Little matter that the batboys at Fenway Park get paid more than that. The $2 million Colorado will lavish on its entire rotation is about the same figure it will contribute to the salary of ex-Rockie Mike Hampton as he toils for the Atlanta Braves. It's seven million less than Denny Neagle will get for not pitching. You know, bad arm. The kind of arm Hannibal Lecter would love. Neagle will be back in 2005. Maybe. In the meantime, two other National League clubs have assembled the strongest starting pitching staffs in the game. Good morning, Roger Clemens and Andy Pettitte. Y'all happy to be home in Houston? And how are things, Greg Maddux? You sly old fox. How much craft will you impart to those brilliant young guns at Wrigley Field?

Rockies fans can but shake their heads and pray for another big inning.

We would here raise the issue of Colorado's relief pitching, but it's getting close to mealtime now, and there's no use ruining your appetite. Suffice it to say that the Rockies have an unparalleled gift for giving games away in the late stages (especially on the road) and that management has always been as maladroit in choosing relievers as the Rockies' long, battered parade of sore-arms and wild things has proven to be out there on the mound. So the rest is silence.

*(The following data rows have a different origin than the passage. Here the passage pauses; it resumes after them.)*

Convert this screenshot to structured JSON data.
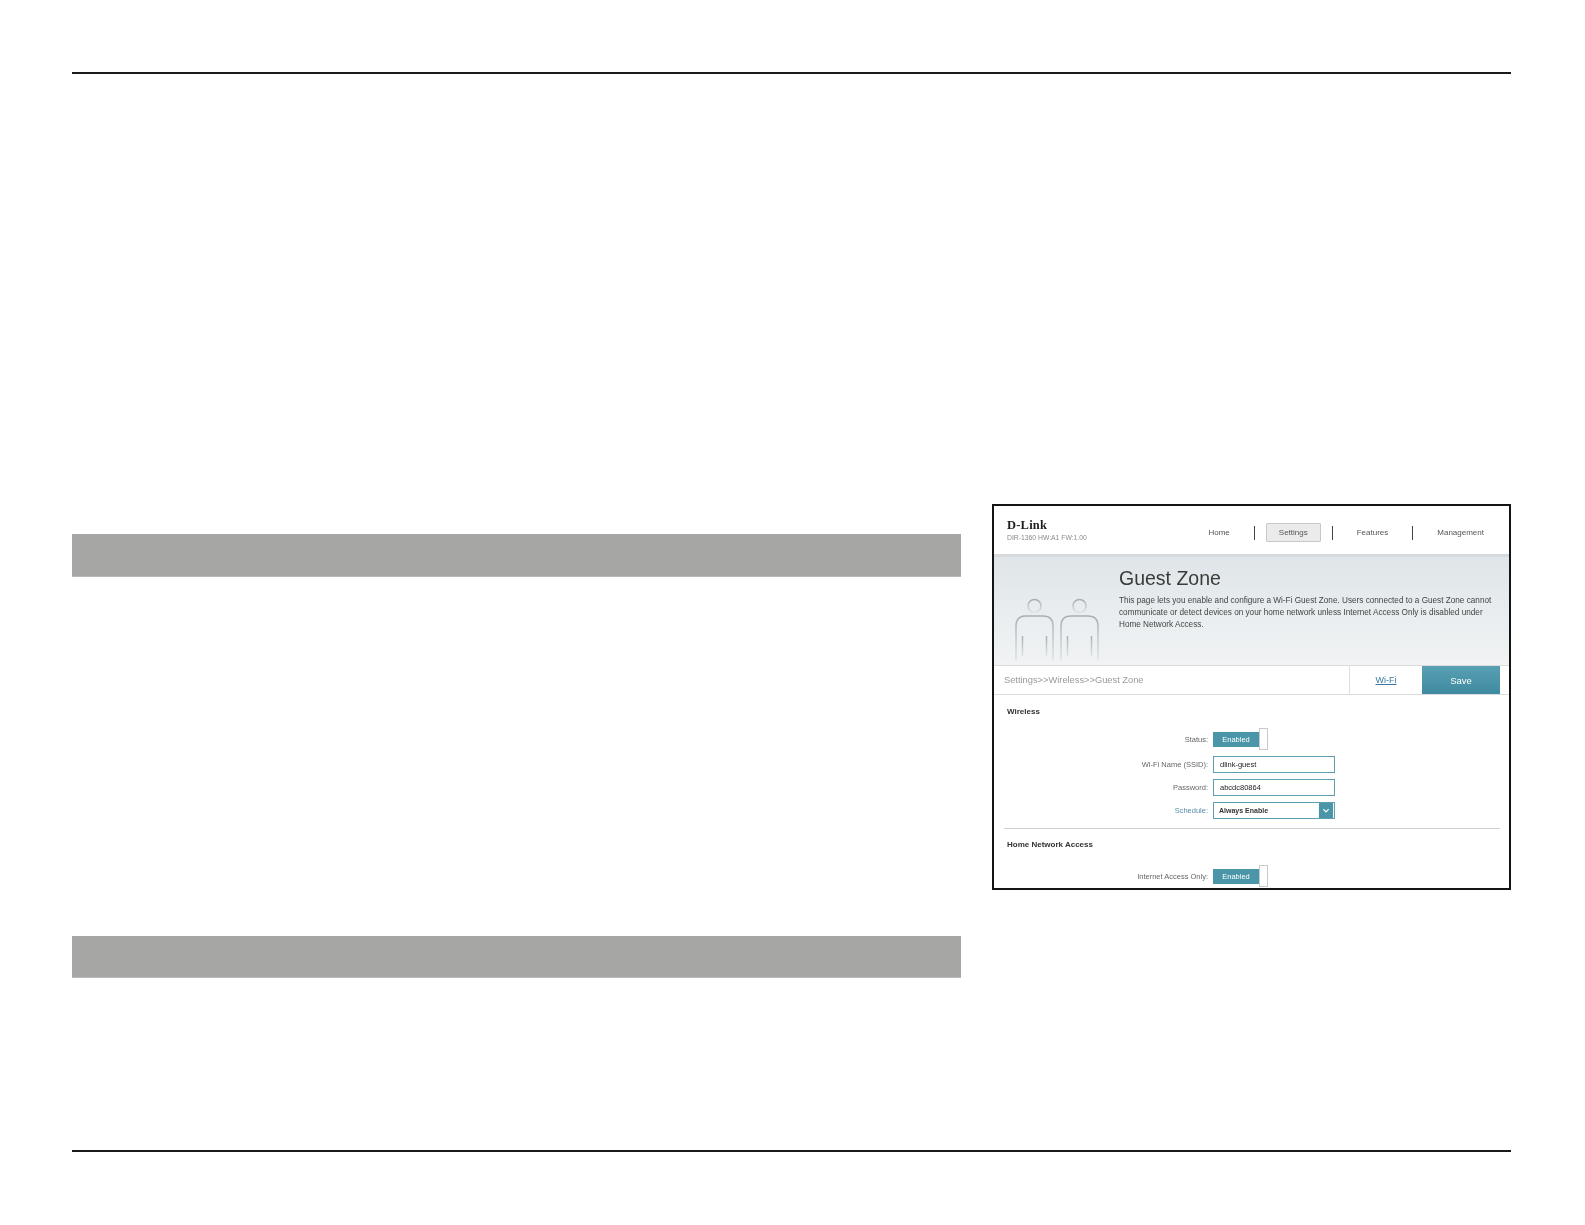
{
  "router_screenshot": {
    "logo": "D-Link",
    "model": "DIR-1360 HW:A1 FW:1.00",
    "nav": [
      {
        "label": "Home",
        "selected": false
      },
      {
        "label": "Settings",
        "selected": true
      },
      {
        "label": "Features",
        "selected": false
      },
      {
        "label": "Management",
        "selected": false
      }
    ],
    "title": "Guest Zone",
    "description": "This page lets you enable and configure a Wi-Fi Guest Zone. Users connected to a Guest Zone cannot communicate or detect devices on your home network unless Internet Access Only is disabled under Home Network Access.",
    "breadcrumb": "Settings>>Wireless>>Guest Zone",
    "wifi_link": "Wi-Fi",
    "save_button": "Save",
    "sections": [
      {
        "title": "Wireless",
        "fields": [
          {
            "kind": "toggle",
            "label": "Status:",
            "value": "Enabled",
            "on": true
          },
          {
            "kind": "text",
            "label": "Wi-Fi Name (SSID):",
            "value": "dlink-guest"
          },
          {
            "kind": "text",
            "label": "Password:",
            "value": "abcdc80864"
          },
          {
            "kind": "select",
            "label": "Schedule:",
            "value": "Always Enable"
          }
        ]
      },
      {
        "title": "Home Network Access",
        "fields": [
          {
            "kind": "toggle",
            "label": "Internet Access Only:",
            "value": "Enabled",
            "on": true
          }
        ]
      }
    ]
  }
}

Meanwhile, is there any cause for April hope on the high plains? Sure. Why not? No one's played a game yet. The newest Yankee, Alex Rodriguez, who will be paid just about $16,460 per inning this season, has not yet laced up his spikes. Bonds has hit no homer into McCovey Cove. No fan has snatched the Series from the Cubs, and Bostonians are not yet crying in their chowder. No Rockie has blown a save, and Larry Walker can still walk. So go ahead. Hope. Hold fast, true believers. Even as the unfaithful, grumbling over their Coors, start shopping for a team with a future.